Elephant Rock and Sa Pedra Pertunta:
It’s also interesting to know that the Elephant Roch is also known as “Sa Pedra Pertunta” in Sardinian language (“the perforated rock” translated in English), the reason is this rock hosts two domus de janas at different heights. Domus de Janas – the Sardinian for “House of the Fairies” – are a type of pre-Nuragic chamber tombs found in Sardinia and quarried out between 3400 and 2700 BC, in late Neolithic.

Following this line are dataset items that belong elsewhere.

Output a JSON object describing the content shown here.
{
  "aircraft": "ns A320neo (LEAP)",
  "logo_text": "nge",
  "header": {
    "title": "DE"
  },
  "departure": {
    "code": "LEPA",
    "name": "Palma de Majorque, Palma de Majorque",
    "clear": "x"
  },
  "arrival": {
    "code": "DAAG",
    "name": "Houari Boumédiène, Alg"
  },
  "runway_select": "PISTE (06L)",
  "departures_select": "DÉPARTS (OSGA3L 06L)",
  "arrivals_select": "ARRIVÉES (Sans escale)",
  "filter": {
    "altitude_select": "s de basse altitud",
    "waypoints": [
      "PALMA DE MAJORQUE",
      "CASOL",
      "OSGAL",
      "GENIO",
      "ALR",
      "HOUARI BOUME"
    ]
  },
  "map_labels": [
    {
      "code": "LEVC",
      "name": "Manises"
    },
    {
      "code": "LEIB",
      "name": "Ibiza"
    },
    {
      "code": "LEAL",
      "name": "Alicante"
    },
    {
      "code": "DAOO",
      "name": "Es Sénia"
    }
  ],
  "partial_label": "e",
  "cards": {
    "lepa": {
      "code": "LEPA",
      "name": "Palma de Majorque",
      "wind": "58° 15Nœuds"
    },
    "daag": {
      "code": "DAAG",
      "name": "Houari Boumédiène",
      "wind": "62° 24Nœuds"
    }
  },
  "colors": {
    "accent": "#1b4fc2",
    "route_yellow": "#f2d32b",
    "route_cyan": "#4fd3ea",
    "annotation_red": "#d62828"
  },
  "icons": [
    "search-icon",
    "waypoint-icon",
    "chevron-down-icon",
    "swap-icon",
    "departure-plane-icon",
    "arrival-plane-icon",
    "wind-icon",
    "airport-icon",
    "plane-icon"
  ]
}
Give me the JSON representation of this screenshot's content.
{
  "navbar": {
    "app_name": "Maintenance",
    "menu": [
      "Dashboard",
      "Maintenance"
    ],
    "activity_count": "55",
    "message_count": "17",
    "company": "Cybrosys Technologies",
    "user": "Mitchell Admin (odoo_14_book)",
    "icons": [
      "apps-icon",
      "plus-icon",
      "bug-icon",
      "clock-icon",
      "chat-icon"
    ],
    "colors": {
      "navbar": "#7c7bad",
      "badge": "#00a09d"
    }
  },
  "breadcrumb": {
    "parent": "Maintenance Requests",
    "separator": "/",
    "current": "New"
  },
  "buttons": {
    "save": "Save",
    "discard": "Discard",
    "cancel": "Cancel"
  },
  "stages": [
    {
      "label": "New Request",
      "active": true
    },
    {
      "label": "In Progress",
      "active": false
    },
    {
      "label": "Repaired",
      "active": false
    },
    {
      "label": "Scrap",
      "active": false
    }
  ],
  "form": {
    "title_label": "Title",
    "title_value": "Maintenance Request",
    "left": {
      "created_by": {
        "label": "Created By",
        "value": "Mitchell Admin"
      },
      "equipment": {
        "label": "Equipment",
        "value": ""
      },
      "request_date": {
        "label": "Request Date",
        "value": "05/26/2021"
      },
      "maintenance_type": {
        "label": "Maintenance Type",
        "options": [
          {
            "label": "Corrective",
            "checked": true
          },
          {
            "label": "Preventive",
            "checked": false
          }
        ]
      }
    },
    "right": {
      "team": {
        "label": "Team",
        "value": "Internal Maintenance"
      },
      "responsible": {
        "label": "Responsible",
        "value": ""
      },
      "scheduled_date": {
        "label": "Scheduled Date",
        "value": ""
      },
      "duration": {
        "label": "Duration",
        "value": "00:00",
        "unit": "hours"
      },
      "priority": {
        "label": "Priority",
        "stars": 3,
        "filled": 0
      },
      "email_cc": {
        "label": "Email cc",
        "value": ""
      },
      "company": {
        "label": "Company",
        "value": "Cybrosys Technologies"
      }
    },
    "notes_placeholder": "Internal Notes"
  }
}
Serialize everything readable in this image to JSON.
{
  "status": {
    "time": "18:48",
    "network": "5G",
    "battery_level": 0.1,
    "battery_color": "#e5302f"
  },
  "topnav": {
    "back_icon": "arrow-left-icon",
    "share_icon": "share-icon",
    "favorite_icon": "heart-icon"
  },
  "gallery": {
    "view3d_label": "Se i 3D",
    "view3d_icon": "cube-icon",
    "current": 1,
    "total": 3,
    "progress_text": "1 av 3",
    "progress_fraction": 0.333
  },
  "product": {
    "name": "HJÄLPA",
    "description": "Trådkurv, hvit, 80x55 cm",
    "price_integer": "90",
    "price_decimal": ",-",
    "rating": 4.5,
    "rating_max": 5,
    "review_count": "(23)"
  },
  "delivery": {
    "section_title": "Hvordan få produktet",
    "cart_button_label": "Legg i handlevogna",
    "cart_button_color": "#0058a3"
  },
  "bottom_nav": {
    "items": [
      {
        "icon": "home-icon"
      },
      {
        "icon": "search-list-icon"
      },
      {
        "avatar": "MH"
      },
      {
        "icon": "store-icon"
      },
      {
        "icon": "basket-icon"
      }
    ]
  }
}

The upper domus is the more ancient and has only three compartments, while the covered pavilion collapsed together with the tomb’s prospect. Better preserved and easier to visit is the tomb below, preceded by a short corridor up to a quadrangular door, quite narrow, from where a sequence of four rooms opens. It’s in the wall of one of this domus’ cells that is still possible to observe the “Taurus symble”, a decorative motive consisting in a bovine protomy (“bull’s horns“), carved in relief.
This rock show us not only how much old is Sardinian land (enough to give wind the time of modelling this rock like it was an elephant), but also since how long long people is living on Sardina soil.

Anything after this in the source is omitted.